How Can One Say That He or She is harassed in the Workplace? 

One person can claim that he or she has suffered from harassment in the workplace if:

  • One person’s conduct is severe or pervasive enough to promote a hostile work environment; or
  • The harassing conduct of a supervisor causes a tangible change in an employee’s employment status or benefits. For example, one gets demoted, is deprived of a chance to get promoted, or worse, terminated from work. 

When does the work environment become hostile? 

In cases where a person’s unwelcome comments or conduct that are based on one’s race, color, religion, national origin, mental or physical disability, sex, and sexual orientation unreasonably interferes with an employee’s work performance. This creates an intimidating, hostile, or offensive work environment that is not conducive for productivity and well being of the victim. Contrary to popular belief, anybody, not just the supervisors and officers of a company can commit this type of harassment. The culprit can be a high-ranking management officer, a simple co-worker, even non-employees like contractors, vendors, and guests of the company.

The victim likewise can be anybody that has been affected because of the said conduct, not just the individual whom the offensive conduct has been directed.

What are the actions or gesture that can create a hostile environment in the workplace? 

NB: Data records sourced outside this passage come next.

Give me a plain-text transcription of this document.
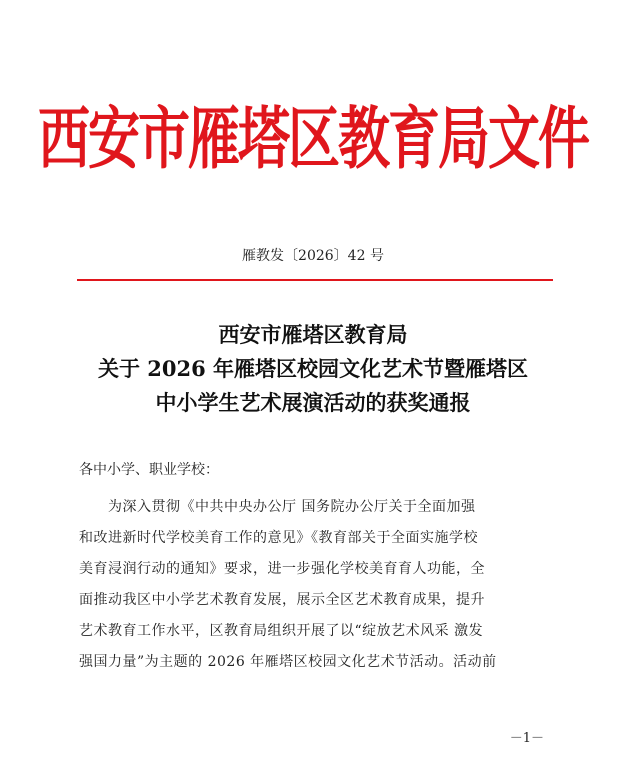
西安市雁塔区教育局文件
雁教发〔2026〕42 号
西安市雁塔区教育局
关于 2026 年雁塔区校园文化艺术节暨雁塔区
中小学生艺术展演活动的获奖通报
各中小学、职业学校：
　　为深入贯彻《中共中央办公厅 国务院办公厅关于全面加强
和改进新时代学校美育工作的意见》《教育部关于全面实施学校
美育浸润行动的通知》要求，进一步强化学校美育育人功能，全
面推动我区中小学艺术教育发展，展示全区艺术教育成果，提升
艺术教育工作水平，区教育局组织开展了以“绽放艺术风采 激发
强国力量”为主题的 2026 年雁塔区校园文化艺术节活动。活动前
－1－
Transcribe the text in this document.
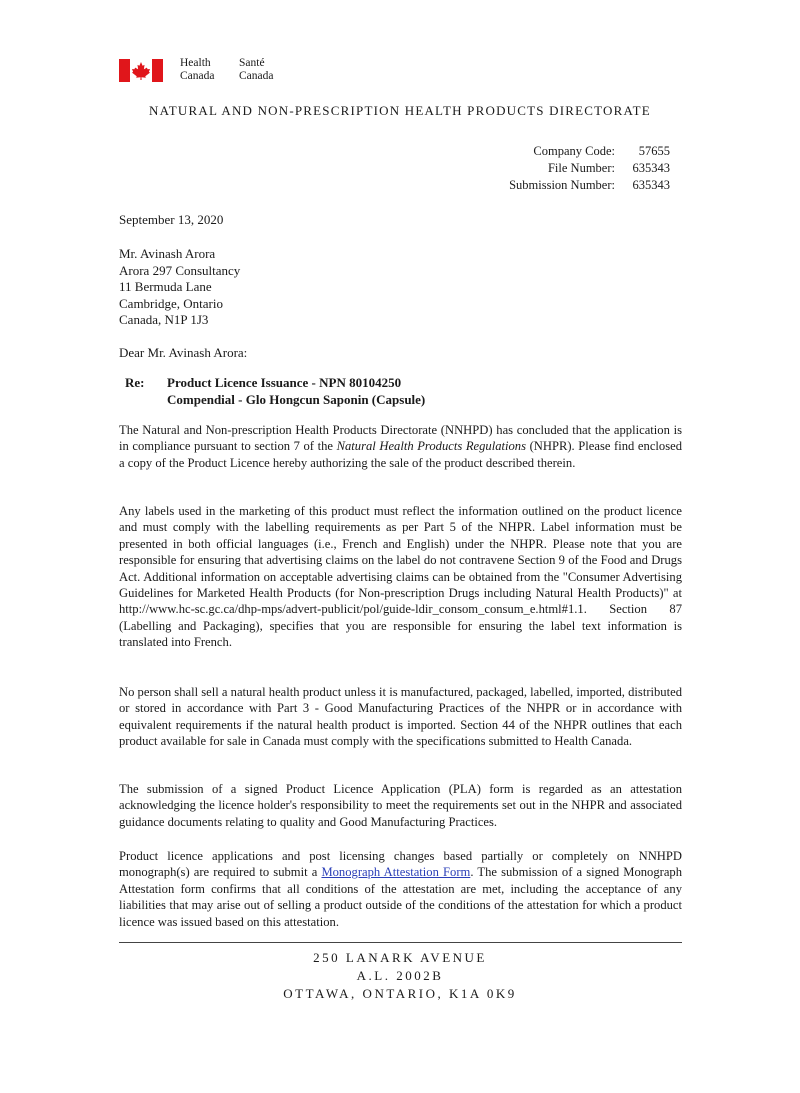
Health
Canada
Santé
Canada
NATURAL AND NON-PRESCRIPTION HEALTH PRODUCTS DIRECTORATE
Company Code:	57655
File Number:	635343
Submission Number:	635343
September 13, 2020
Mr. Avinash Arora
Arora 297 Consultancy
11 Bermuda Lane
Cambridge, Ontario
Canada, N1P 1J3
Dear Mr. Avinash Arora:
Re: Product Licence Issuance - NPN 80104250
Compendial - Glo Hongcun Saponin (Capsule)

The Natural and Non-prescription Health Products Directorate (NNHPD) has concluded that the application is in compliance pursuant to section 7 of the Natural Health Products Regulations (NHPR). Please find enclosed a copy of the Product Licence hereby authorizing the sale of the product described therein.

Any labels used in the marketing of this product must reflect the information outlined on the product licence and must comply with the labelling requirements as per Part 5 of the NHPR. Label information must be presented in both official languages (i.e., French and English) under the NHPR. Please note that you are responsible for ensuring that advertising claims on the label do not contravene Section 9 of the Food and Drugs Act. Additional information on acceptable advertising claims can be obtained from the "Consumer Advertising Guidelines for Marketed Health Products (for Non-prescription Drugs including Natural Health Products)" at http://www.hc-sc.gc.ca/dhp-mps/advert-publicit/pol/guide-ldir_consom_consum_e.html#1.1. Section 87 (Labelling and Packaging), specifies that you are responsible for ensuring the label text information is translated into French.

No person shall sell a natural health product unless it is manufactured, packaged, labelled, imported, distributed or stored in accordance with Part 3 - Good Manufacturing Practices of the NHPR or in accordance with equivalent requirements if the natural health product is imported. Section 44 of the NHPR outlines that each product available for sale in Canada must comply with the specifications submitted to Health Canada.

The submission of a signed Product Licence Application (PLA) form is regarded as an attestation acknowledging the licence holder's responsibility to meet the requirements set out in the NHPR and associated guidance documents relating to quality and Good Manufacturing Practices.

Product licence applications and post licensing changes based partially or completely on NNHPD monograph(s) are required to submit a Monograph Attestation Form. The submission of a signed Monograph Attestation form confirms that all conditions of the attestation are met, including the acceptance of any liabilities that may arise out of selling a product outside of the conditions of the attestation for which a product licence was issued based on this attestation.

250 LANARK AVENUE
A.L. 2002B
OTTAWA, ONTARIO, K1A 0K9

There are many things that one can do that constitute harassment and promote a hostile environment in a workplace. These include:

  • Leering (i.e. staring in a sexually suggestive manner)
  • Making offensive remarks about one’s looks, clothing, or mentioning body parts in a suggestive manner
  • Patting, pinching, or intentional brushing against an employee’s body in a way that they feel uncomfortable,
  • Delivery of sexual jokes, hanging and display of sexual posters, or making sexual gestures
  • Sending of letters, notes, e-mails, or images that are sexually suggestive 

However, harassment may not always be sexual in nature. There are non-sexual acts that constitute harassment such as:

  • Racist remarks and use of derogatory words, phrases, or epithets
  • The demonstration of gestures, pictures that are offensive or derogatory to one particular race or ethnic group
  • Making derogatory comments about one’s skin color, or characteristics about his or her race and ethnicity
  • Making fun of one’s gender even if it is not sexual in nature
  • Poking fun of one’s religious beliefs or the lack of it
  • Stereotyping one person based on his or her birthplace and ancestry
  • Age jokes especially with people aged 40 and over
  • Making fun of one’s mental or physical impairment 

More than committing the above-mentioned acts, actions that affects one’s employment status can also be considered as harassment. The hiring, firing, promotion, failure to promote, demotion, as well as disciplinary actions like suspension, sudden and undesirable assignment, the change or lessening of benefits, decisions about compensation and work assignment can also be a great indicator of harassment.

Protecting yourself from harassment 

Knowing what to do if you ever become a victim of discrimination is just half of the battle. To be able to protect yourself from being harassed in the workplace, you should know what and when harassment and discrimination happens. This way, you will be able to react properly and do the necessary actions to fight for your rights. Through proper education about harassment, people will be able to stay away and better fight harassment and discrimination in the workplace.